Adesso è il turno della materia palpitante della protezione internazionale dei migranti (diritto di asilo), il cui contenzioso grava pesantemente sugli uffici ed è regolato da norme processuali già tre volte modificate negli ultimi dieci anni. In un’audizione parlamentare dello scorso 21 giugno il ministro della Giustizia ha annunciato l’intenzione di ulteriori modifiche radicali, non si sa se da introdurre con disegno di legge o addirittura con decreto-legge, i cui punti principali consisterebbero in: 1) videoregistrazione dei colloqui dei migranti con le Commissioni amministrative che decidono sulle domande di asilo; 2) riduzione del numero dei Tribunali competenti sulle impugnazioni dei provvedimenti delle Commissioni; 3) soppressione dell’udienza; 4) soppressione dell’appello contro le decisioni dei Tribunali.
In attesa del testo delle proposte, nessuna di queste modifiche sembra idonea a tutelare l’esigenza di dare rapida protezione a chi ha diritto di asilo facilitando l’allontanamento di chi non lo ha.
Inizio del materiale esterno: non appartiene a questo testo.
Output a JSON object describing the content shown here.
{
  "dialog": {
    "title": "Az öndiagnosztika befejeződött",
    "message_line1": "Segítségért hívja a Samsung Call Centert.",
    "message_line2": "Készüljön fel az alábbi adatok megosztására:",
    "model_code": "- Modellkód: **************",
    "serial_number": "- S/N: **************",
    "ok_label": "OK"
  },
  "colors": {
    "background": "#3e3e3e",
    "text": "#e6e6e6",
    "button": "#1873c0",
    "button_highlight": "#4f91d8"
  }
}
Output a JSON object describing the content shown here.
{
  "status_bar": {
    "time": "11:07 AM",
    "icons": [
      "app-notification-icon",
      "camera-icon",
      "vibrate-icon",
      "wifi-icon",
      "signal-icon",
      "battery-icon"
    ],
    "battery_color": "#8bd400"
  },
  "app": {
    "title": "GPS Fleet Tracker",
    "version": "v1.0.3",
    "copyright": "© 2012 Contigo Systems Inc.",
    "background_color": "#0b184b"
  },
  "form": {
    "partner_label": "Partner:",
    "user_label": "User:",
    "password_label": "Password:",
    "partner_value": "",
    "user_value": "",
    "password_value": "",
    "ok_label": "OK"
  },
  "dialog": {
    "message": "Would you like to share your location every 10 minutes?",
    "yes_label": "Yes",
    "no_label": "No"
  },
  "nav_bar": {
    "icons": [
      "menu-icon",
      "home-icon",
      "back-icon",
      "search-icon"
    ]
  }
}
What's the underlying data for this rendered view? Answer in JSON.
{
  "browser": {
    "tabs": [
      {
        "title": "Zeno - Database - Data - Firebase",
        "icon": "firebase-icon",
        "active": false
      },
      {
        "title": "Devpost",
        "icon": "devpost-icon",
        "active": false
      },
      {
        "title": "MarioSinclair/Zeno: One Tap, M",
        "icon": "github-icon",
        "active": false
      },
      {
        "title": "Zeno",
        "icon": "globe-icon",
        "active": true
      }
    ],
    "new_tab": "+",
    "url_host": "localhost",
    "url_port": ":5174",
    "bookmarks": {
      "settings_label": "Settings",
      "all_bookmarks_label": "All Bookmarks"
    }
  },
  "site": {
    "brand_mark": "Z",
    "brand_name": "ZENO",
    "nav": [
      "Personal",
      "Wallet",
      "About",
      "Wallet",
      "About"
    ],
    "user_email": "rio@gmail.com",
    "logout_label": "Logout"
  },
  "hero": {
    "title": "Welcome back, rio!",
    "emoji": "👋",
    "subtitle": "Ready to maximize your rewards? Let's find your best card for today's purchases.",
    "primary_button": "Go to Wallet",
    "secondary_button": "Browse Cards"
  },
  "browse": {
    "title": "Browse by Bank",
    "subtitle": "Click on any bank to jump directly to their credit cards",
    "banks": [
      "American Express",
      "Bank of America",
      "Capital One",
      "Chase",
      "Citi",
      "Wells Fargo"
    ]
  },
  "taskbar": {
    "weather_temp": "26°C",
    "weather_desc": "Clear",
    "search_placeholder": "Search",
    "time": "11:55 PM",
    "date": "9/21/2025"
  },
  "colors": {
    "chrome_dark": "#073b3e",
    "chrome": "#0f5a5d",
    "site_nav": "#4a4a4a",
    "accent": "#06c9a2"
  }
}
La videoregistrazione avrebbe costi economici elevati e sarebbe quasi sempre un doppione dei solitamente accurati verbali dei colloqui. L’accentramento in 12 Tribunali delle competenze danneggerebbe gli avvocati, spesso già oggi ostacolati dall’amministrazione nei colloqui coi loro assistiti ricoverati nei Cara, senza aumentare in modo tangibile efficienza o specializzazione dei giudici. La soppressione dell’udienza impedirebbe alle parti di esporre le proprie ragioni nel contatto con un giudice, che a quanto pare potrebbe formarsi in maniera solipsistica il suo convincimento sull’attendibilità dello straniero guardando la videoregistrazione del colloquio con la Commissione: nulla di più contrastante col diritto costituzionale di difesa. Sopprimere l’appello, infine, significa eliminare una garanzia rapida ed efficiente contro le decisioni sbagliate dei Tribunali e costringere le parti a rivolgersi senza alcun filtro alla già oberata Cassazione: e se dopo anni (anziché i mesi dell’appello) la Cassazione dovesse escludere il diritto di asilo riconosciuto dal Tribunale, o viceversa, chi rimuoverà le conseguenze dell’errore commesso?
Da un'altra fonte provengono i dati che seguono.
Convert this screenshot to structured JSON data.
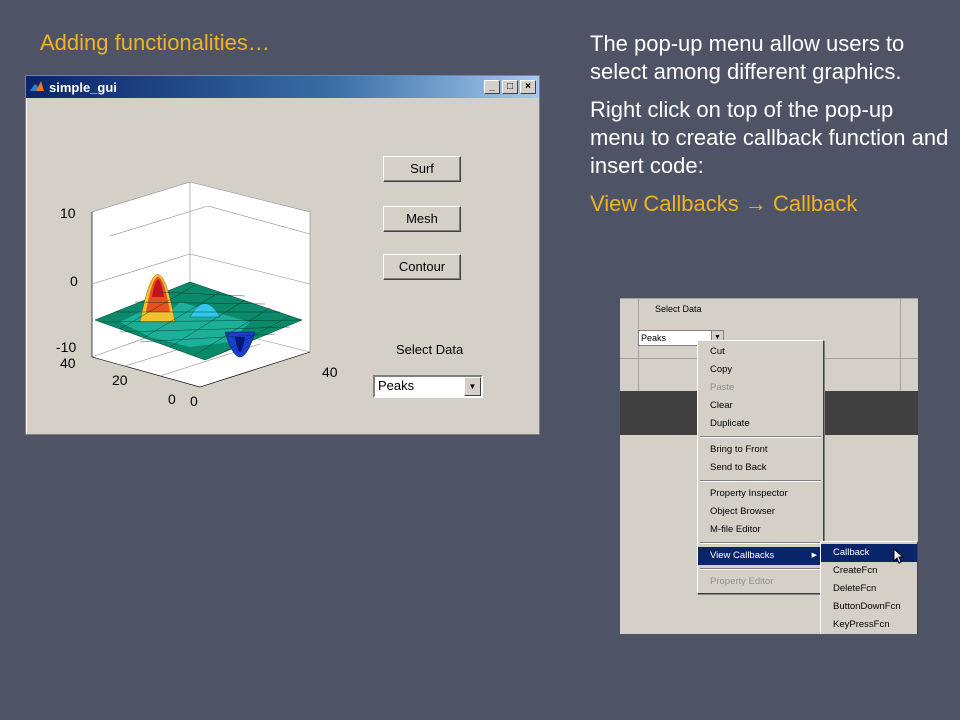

In effetti, prima di modificare le procedure occorrerebbe qualche riflessione in più. Per esempio, sul fatto che i fenomeni migratori sono così imponenti e complessi da non poter essere risolti dai Tribunali; che i dati effettivi del contenzioso sull’asilo, dati il cui studio sarebbe premessa di ogni riforma, non sono tuttora disponibili, come riconosce lo stesso ministro nell’audizione del 21 giugno; che le competenze in materia di immigrazione non dovrebbero più essere spezzettate tra giudici ordinari, Tar e giudici di pace ma concentrate presso il solo giudice ordinario, con aumento di organici e maggiore personale di cancelleria. Gioverebbe il coinvolgimento in quelle riflessioni dei magistrati (anche dei Pm, parti delle cause civili di asilo), dell’università e dell’avvocatura.